Unos y otros forman mundos individuales y opuestos.
Mulholland Drive fue boicoteada como serie televisiva. Probablemente fue mejor así. La película, en sí, habla de los deseos y las frustraciones. Una caída hasta el término de todo: un encuentro con la muerte.
Ese probablemente es el sentido de una historia de pesadilla, alucinada y alucinante, mecida a los acordes de la magia (y maravillosa mentira) del cine, de la representación. El milagro que hace posible una existencia mayor que la de la vida. En el teatro del silencio, como en la sala de cine, todo forma parte de un mundo imaginario.
Todo.
En la sala alguien sólo se enfrenta al misterio de unas historias nuevas y siempre viejas. Mundo de apariencia, de dolor y de ilusión. Falsa la representación y falsa su realidad de embaucadora belleza.
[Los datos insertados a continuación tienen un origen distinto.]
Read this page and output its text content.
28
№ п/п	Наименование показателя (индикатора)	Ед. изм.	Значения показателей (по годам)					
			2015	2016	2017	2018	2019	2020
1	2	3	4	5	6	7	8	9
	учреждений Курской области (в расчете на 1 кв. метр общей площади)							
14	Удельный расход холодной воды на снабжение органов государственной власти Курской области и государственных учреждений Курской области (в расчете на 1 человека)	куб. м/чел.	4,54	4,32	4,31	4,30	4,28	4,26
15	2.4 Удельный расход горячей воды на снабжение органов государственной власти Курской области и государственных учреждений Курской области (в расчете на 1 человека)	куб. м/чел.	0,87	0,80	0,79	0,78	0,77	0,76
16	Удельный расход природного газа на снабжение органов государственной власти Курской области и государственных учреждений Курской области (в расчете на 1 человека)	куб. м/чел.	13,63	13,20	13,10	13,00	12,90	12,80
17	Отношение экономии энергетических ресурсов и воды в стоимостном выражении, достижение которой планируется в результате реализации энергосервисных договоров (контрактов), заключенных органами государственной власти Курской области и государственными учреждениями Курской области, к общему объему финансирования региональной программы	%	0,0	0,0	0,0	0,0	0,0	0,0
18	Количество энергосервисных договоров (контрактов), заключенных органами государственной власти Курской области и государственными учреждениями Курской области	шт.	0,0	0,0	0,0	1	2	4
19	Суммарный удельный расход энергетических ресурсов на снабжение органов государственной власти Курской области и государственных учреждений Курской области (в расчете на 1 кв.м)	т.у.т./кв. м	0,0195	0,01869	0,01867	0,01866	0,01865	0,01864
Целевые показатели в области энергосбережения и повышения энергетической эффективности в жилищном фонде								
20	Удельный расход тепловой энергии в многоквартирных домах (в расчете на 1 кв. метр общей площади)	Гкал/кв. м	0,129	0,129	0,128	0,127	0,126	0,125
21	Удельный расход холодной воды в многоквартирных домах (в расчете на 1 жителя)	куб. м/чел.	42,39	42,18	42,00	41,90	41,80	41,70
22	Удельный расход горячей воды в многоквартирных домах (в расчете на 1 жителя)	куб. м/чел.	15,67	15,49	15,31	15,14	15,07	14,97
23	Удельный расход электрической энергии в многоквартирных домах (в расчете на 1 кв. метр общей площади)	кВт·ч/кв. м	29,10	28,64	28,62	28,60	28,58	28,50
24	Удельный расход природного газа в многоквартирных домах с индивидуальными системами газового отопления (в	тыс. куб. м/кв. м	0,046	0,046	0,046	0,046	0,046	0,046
Los personajes del filme se mueven en la frontera del Sunset Boulevard de las grandes mansiones del cine de ayer, de los focos que ciegan con su fuerte resplandor a aquellos que intentan triunfar. No hay más que el silencio. Y el silencio es la muerte. O lo que es el mismo el olvido.
Repeticiones sin cuento.
En el fondo de una caja parece encontrarse la solución al secreto, pero, realmente, esa caja sólo da paso a una nueva caja y esta a otra. Además, para llegar a ellas se necesita una llave escondida en las profundidades del cerebro. Nada es lo que parece. Puede ser que la interpretación de los hechos, que posibilita la película, no sea más que una argucia de un nuevo sueño o de lo que alguien, al borde la muerte, quiere contarse.
No es un mundo nuevo para Lynch el que refleja este título realizado a menor gloria de un Hollywood demolido y demoledor. Es simplemente la repetición de viejos mundos, la continuación de las mismas historias de sus películas anteriores.
Algo repetido en su intemporalidad.
Alguien descubre una oreja o escucha un ruido extraño o decide que ya se ha cumplido su tiempo o, a lo mejor, se pregunta por algo tan elemental sobre quién es, o si, incluso, existe realmente en el hoy o en el pasado. Tanto da. Uno y los otros. La transformación de alguien que no es en alguien que es.
O la inexistencia de ambos.
Bucear en un complejo hoy, en unas relaciones repletas de mentiras, para al final descubrir simplemente que todo, la vida entera, forma parte del sueño de los otros. Así de simple y de complejo.
Ese el cine retorcido, juguetón de Lynch.
Y, por supuesto, el que se esconde detrás de la sorprendente, ilusoria, enigmática Mulholland Drive.